P. VAS. García Hamilton polemizó con usted sobre el mismo tema…
O. Bayer: García Hamilton, dice que yo llamo genocida a Roca, “pero no tengo en cuenta que nos trajo el telégrafo sin hilos”. Y tiene razón, de Hitler siempre se dice solamente que mató a 6 millones de judíos, que hizo las leyes racistas, que inició una guerra que costo la vida a 60 millones de personas… ¿Y por qué no dicen que creo el automóvil del pueblo? El volskwagen, y que hizo las primeras autopistas alemanas… ¡Fíjese como disfrutó la gente que vivía en Alemania! Es el mismo razonamiento.
P. Vas.: ¿De qué manera el anarquismo podría acercar una solución al problema del poder?

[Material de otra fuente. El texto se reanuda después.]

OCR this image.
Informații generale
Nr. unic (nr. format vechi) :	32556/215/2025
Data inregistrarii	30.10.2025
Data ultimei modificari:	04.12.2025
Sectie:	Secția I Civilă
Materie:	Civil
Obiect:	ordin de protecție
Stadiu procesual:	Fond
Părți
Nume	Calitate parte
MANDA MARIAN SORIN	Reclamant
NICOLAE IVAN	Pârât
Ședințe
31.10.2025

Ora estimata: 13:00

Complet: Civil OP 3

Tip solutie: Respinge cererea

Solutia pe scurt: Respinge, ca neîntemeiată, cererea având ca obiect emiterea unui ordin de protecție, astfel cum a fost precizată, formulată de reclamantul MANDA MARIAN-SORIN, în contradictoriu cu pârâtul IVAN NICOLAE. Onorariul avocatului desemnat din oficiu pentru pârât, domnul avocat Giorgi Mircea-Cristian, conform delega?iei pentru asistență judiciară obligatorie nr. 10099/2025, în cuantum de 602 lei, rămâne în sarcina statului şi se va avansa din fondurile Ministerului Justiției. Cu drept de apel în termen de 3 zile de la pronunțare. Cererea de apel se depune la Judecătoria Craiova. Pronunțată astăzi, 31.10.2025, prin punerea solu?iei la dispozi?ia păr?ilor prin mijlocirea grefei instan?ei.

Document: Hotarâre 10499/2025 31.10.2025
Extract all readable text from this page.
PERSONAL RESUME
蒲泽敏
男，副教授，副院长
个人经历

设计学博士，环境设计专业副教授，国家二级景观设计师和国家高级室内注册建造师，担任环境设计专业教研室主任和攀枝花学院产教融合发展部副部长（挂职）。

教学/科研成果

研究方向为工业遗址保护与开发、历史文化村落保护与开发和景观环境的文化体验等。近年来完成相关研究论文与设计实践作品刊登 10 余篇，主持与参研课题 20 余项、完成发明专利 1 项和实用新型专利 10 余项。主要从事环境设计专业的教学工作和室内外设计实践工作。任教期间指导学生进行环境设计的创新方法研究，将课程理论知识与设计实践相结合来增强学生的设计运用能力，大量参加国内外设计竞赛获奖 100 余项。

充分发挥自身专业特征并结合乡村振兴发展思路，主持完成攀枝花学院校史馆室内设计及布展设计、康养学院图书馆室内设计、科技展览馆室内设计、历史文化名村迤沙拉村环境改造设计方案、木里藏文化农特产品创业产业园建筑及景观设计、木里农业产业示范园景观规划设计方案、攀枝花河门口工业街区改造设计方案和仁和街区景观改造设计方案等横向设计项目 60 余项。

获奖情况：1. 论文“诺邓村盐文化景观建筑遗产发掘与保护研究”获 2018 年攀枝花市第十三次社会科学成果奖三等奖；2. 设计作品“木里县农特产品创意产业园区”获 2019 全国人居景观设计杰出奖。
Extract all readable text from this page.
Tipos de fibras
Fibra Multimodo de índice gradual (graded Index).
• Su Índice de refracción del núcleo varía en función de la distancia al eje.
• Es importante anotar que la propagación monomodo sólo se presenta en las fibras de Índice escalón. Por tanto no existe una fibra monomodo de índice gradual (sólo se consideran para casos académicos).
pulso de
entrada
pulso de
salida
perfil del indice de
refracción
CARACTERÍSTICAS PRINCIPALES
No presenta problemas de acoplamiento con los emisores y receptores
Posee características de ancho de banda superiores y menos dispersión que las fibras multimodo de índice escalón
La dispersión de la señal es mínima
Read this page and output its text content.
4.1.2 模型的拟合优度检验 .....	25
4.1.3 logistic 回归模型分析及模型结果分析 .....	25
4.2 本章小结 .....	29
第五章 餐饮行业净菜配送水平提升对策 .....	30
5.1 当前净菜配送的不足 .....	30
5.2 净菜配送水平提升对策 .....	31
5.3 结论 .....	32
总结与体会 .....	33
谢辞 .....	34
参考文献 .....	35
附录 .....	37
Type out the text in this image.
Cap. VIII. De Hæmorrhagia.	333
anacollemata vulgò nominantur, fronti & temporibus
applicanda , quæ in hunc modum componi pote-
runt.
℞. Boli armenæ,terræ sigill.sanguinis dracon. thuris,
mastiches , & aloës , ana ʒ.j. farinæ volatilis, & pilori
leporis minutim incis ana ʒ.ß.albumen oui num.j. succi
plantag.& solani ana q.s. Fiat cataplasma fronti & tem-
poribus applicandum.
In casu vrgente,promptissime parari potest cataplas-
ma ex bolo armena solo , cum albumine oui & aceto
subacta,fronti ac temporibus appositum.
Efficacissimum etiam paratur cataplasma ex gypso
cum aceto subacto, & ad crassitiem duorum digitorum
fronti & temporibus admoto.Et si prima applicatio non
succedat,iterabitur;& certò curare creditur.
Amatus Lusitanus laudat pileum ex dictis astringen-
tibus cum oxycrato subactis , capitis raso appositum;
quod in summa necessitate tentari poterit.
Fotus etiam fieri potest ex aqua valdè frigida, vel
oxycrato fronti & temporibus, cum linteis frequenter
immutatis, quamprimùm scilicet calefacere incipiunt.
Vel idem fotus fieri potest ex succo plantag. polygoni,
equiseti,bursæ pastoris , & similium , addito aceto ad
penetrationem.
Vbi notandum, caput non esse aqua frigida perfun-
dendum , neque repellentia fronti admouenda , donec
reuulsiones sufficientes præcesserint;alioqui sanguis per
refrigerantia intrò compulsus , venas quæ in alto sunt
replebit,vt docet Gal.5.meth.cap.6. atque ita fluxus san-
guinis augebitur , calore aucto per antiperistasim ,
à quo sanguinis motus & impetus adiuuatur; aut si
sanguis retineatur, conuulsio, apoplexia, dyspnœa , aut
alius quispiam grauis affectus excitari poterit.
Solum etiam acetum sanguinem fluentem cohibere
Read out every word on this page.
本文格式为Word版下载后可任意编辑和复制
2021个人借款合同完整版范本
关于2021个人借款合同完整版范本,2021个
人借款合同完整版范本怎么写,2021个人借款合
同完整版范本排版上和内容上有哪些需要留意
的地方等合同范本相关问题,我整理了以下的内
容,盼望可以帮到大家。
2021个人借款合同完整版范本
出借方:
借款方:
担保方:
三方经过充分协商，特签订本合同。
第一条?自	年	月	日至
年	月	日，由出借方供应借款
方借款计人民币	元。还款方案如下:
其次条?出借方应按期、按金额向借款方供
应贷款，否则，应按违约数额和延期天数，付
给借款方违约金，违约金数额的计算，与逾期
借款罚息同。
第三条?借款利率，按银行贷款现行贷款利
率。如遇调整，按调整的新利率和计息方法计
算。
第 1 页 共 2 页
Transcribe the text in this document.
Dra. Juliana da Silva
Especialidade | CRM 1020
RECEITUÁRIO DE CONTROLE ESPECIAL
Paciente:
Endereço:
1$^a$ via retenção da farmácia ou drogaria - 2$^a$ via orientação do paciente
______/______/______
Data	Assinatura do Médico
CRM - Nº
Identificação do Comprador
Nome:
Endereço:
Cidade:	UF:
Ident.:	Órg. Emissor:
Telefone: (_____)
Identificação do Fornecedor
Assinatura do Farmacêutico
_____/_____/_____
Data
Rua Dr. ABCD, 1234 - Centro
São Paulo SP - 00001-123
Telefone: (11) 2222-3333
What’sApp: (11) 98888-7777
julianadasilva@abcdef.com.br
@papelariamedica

O. Bayer: El poder debería ser siempre sólo representación de la voluntad general, de manera que ética y poder puedan tolerarse. Pero no es así. Los elementos que definen materialmente al poder son: el poder económico, el poder político y el poder religioso; estos dos últimos dependientes del primero. La democracia representativa, es la mejor encarnación del poder económico: el ciudadano sólo puede elegir entre partidos políticos que no tienen en sus programas la socialización de la economía, sino que se diferencian apenas por distintos modos de conservar el status. Históricamente, la voluntad general se ha expresado a través de los movimientos sociales fundados en principios éticos, como lo son el derecho a la vida, a la libertad, a la igualad y a la justicia. Es por eso que filósofos, políticos, sociólogos y pensadores vieron en la lucha de clases la posibilidad de construir una sociedad igualitaria y digna; otros, la vieron en la unión de todos aquellos rebeldes y revolucionarios que aparecieron y aparecen en la historia diciendo no a la servidumbre y a los abusos del poder. Sin embargo, durante el llamado socialismo real también hubo sectores que ejercieron el poder sin posibilitar a las bases la discusión ni la práctica del antiautoritarismo democrático. Basta reseñar la matanza de anarquistas que Trotsky y Lenín hicieron en Kronstadt durante 1921. En nuestro país, ciertos movimientos sociales que surgieron en la década del 90 y a partir del 2001 tienen o han tenido ingredientes del anarquismo, pero muchas de estas organizaciones, al aceptar el liderazgo de algunos de sus miembros fueron perdiendo esa esencia anarquista, como sucedió con gran parte del movimiento piquetero. En este momento, estoy admirado de cómo la gente de la Asamblea Gualegauychú se levantó en defensa de la naturaleza, ¡es un gran ejemplo! Como lo es el de Esquel.